As we age, food becomes a problem.  Mom's issue with food is that she loves, loves, loves it and can saddle up to a table and eat for hours.  A meal typically takes 2 hours.  Three meals a day and snacks means she's ingesting for about 7 hours a day.  As a result, she's getting a little rotund.  Mom's lunch date and fellow partner in crime on the dementia unit has a different problem.  K doesn't eat enough so mealtimes are very crucial.  She eats with her one good hand, using her fingers as best she can.  She is generally grumpy about being spoon fed.  Many residents on the unit revert to eating with their hands eventually.  I've noticed mom is starting to more and more these days.  

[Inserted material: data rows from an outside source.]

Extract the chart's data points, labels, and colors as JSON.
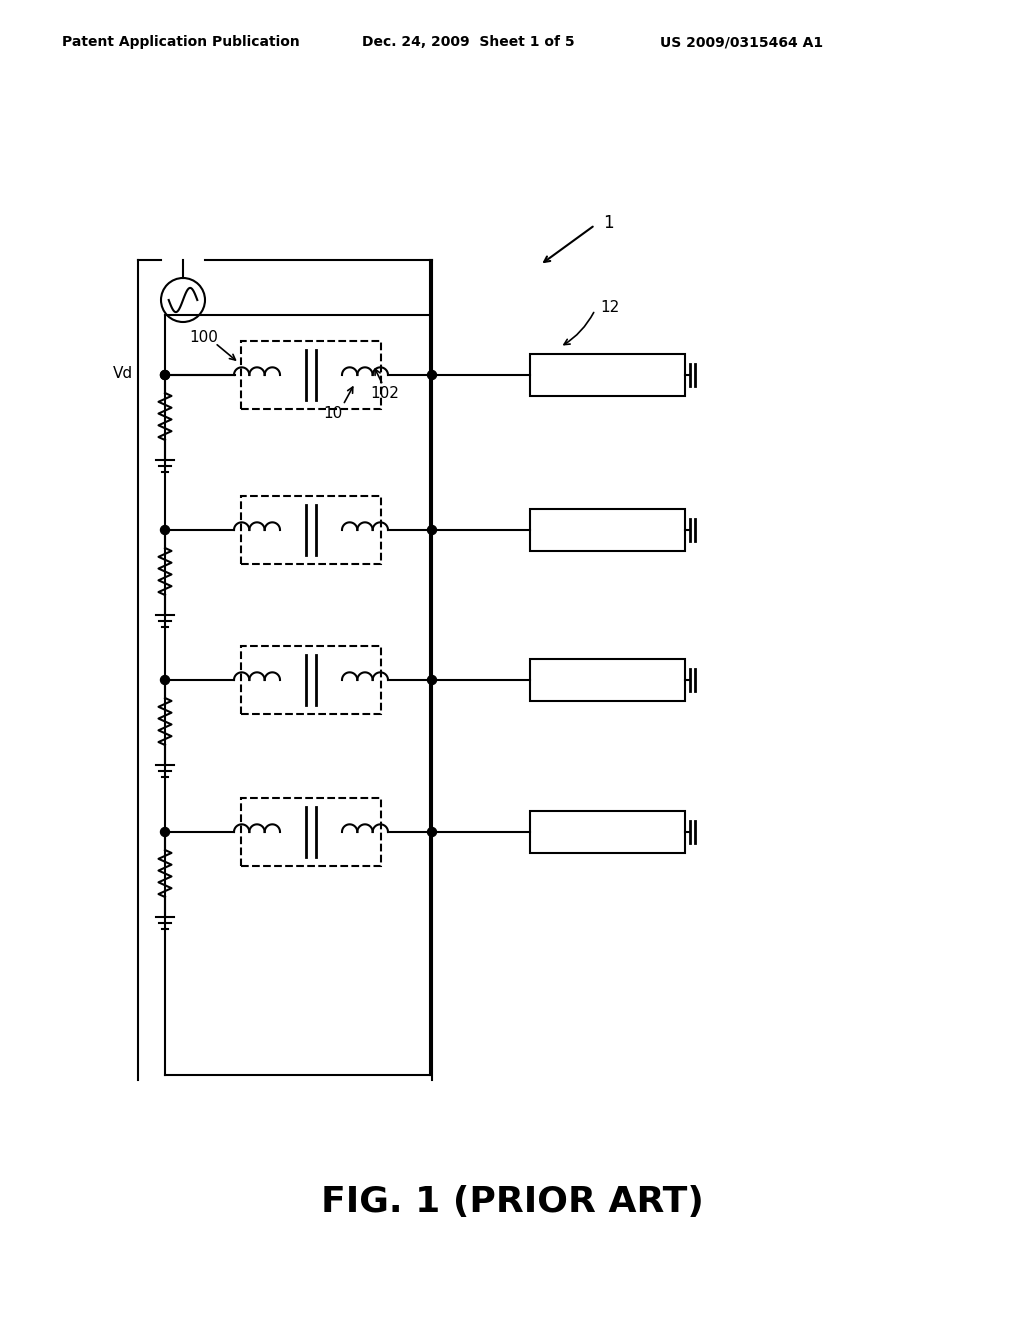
{
  "bg_color": "#ffffff",
  "header_left": "Patent Application Publication",
  "header_mid": "Dec. 24, 2009  Sheet 1 of 5",
  "header_right": "US 2009/0315464 A1",
  "footer_label": "FIG. 1 (PRIOR ART)",
  "label_1": "1",
  "label_12": "12",
  "label_100": "100",
  "label_102": "102",
  "label_10": "10",
  "label_Vd": "Vd"
}
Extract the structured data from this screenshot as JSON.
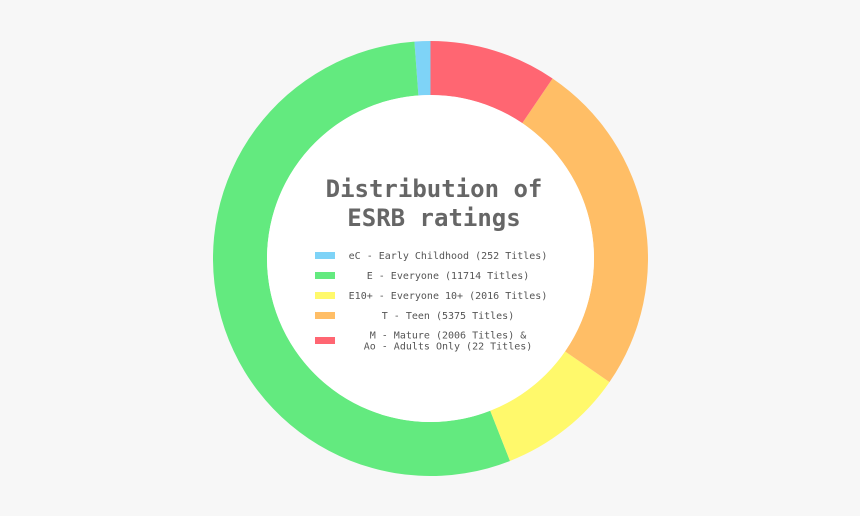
{
  "chart_data": {
    "type": "pie",
    "variant": "donut",
    "title_lines": [
      "Distribution of",
      "ESRB ratings"
    ],
    "categories": [
      "eC - Early Childhood (252 Titles)",
      "E - Everyone (11714 Titles)",
      "E10+ - Everyone 10+ (2016 Titles)",
      "T - Teen (5375 Titles)",
      "M - Mature (2006 Titles) & Ao - Adults Only (22 Titles)"
    ],
    "values": [
      252,
      11714,
      2016,
      5375,
      2028
    ],
    "colors": [
      "#7ed3f7",
      "#63ea7f",
      "#fff96b",
      "#ffbe66",
      "#ff6672"
    ],
    "legend": {
      "placement": "center",
      "entries": [
        {
          "lines": [
            "eC - Early Childhood (252 Titles)"
          ],
          "color": "#7ed3f7"
        },
        {
          "lines": [
            "E - Everyone (11714 Titles)"
          ],
          "color": "#63ea7f"
        },
        {
          "lines": [
            "E10+ - Everyone 10+ (2016 Titles)"
          ],
          "color": "#fff96b"
        },
        {
          "lines": [
            "T - Teen (5375 Titles)"
          ],
          "color": "#ffbe66"
        },
        {
          "lines": [
            "M - Mature (2006 Titles) &",
            "Ao - Adults Only (22 Titles)"
          ],
          "color": "#ff6672"
        }
      ]
    }
  }
}
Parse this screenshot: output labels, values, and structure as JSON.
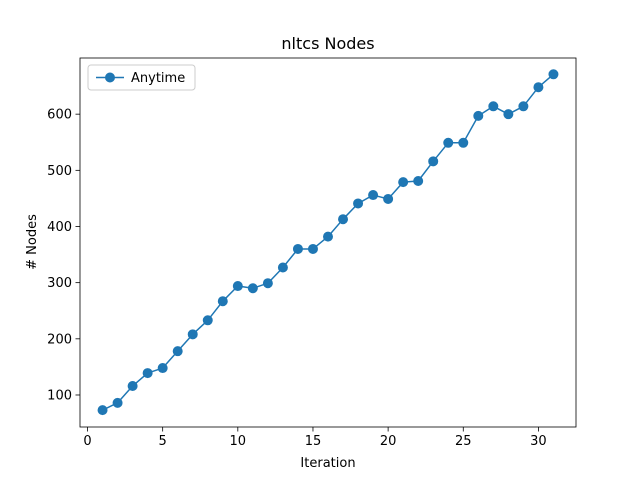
{
  "chart_data": {
    "type": "line",
    "title": "nltcs Nodes",
    "xlabel": "Iteration",
    "ylabel": "# Nodes",
    "xlim": [
      -0.5,
      32.5
    ],
    "ylim": [
      43,
      700
    ],
    "xticks": [
      0,
      5,
      10,
      15,
      20,
      25,
      30
    ],
    "yticks": [
      100,
      200,
      300,
      400,
      500,
      600
    ],
    "grid": false,
    "legend_position": "upper left",
    "series": [
      {
        "name": "Anytime",
        "color": "#1f77b4",
        "marker": "circle",
        "x": [
          1,
          2,
          3,
          4,
          5,
          6,
          7,
          8,
          9,
          10,
          11,
          12,
          13,
          14,
          15,
          16,
          17,
          18,
          19,
          20,
          21,
          22,
          23,
          24,
          25,
          26,
          27,
          28,
          29,
          30,
          31
        ],
        "y": [
          73,
          86,
          116,
          139,
          148,
          178,
          208,
          233,
          267,
          294,
          290,
          299,
          327,
          360,
          360,
          382,
          413,
          441,
          456,
          449,
          479,
          481,
          516,
          549,
          549,
          597,
          614,
          600,
          614,
          648,
          671
        ]
      }
    ]
  }
}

So the daughters go up to the buffet and choose our meals for our mothers.  I opt for fish, rice, fruit, salad and vegetables for mom.  Small portions.  K's plate is lots a bacon, sausage and other semi-portable high calorie foods.  The ladies commence eating and an hour and a half later there's a mountain of food on the floor, napkins thrown in a corner and mashed up cake that nearly got hurled by the ever demure K.  We have absconded with most of the place settings on the adjacent tables just to keep the peace at our own table.  Mom's coffee is too hot, K's coffee cup is too empty, according to my mom, and she frantically reaches across the table to try to fill that cup.  Then K yells out something to a passerby and my mom comments a little too loudly that some guy is really fat.  All in all, a pretty successful meal.  Crisis management is a good skill to have and we leave with most of our dignity intact.
Another time I took my mom out to brunch with Kurt, his mother and Henry.  I left my mom at the table for a minute as we were all getting ready to go.  When I got back to the table, there's mom drinking breast milk (!) out of Henry's bottle.  I tried to explain calmly (while freaking out on the inside) that bottles are for babies.  Mom simply replied with a gleeful smile, "I'm a baby, too!"

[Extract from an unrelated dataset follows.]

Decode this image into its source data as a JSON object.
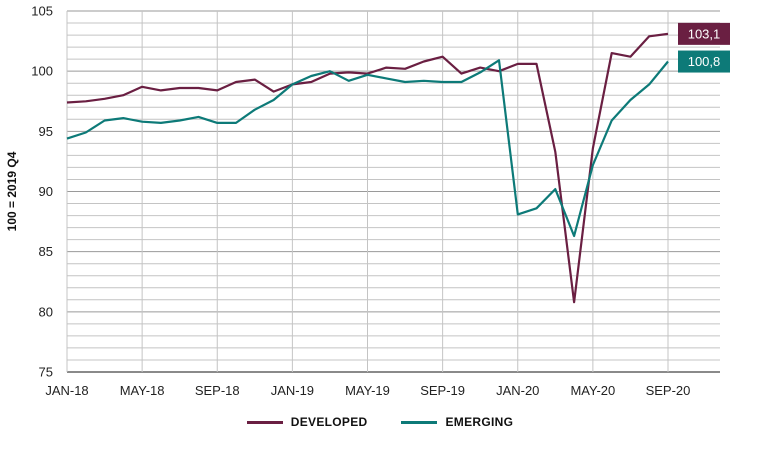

How does one respond to that?

Thursday, March 19, 2009

Can you start a fire?

Another resident was on my case when all I wanted to do was sit with Mosey for a bit and chat about the day's events.  She cornered me with her walker in my mom's room and said, "I bet you know how to start a fire...you look like you're up to no good."  
I volleyed back, "Well, I do know how to start a fire but why do you need one?"  
She replied, "Oh, I'm not telling you because you're up to something, I can tell."  
She didn't have her wig on which was a bit of a shock because she's nearly bald, making her look like a short, fat Scrooge.  I muscled my way out of the room and she followed me down the hall, making more accusations.  I figured she wasn't herself without the wig.
Mom is steady as ever, ignoring the chatter, drinking her milk and slowly reading cards from old friends and family.  That's her favorite pastime, to pore over cards and letters, savoring the window to a world that is elusive and shadowy at best.  She thanked me for my help and gave me a kindly smile.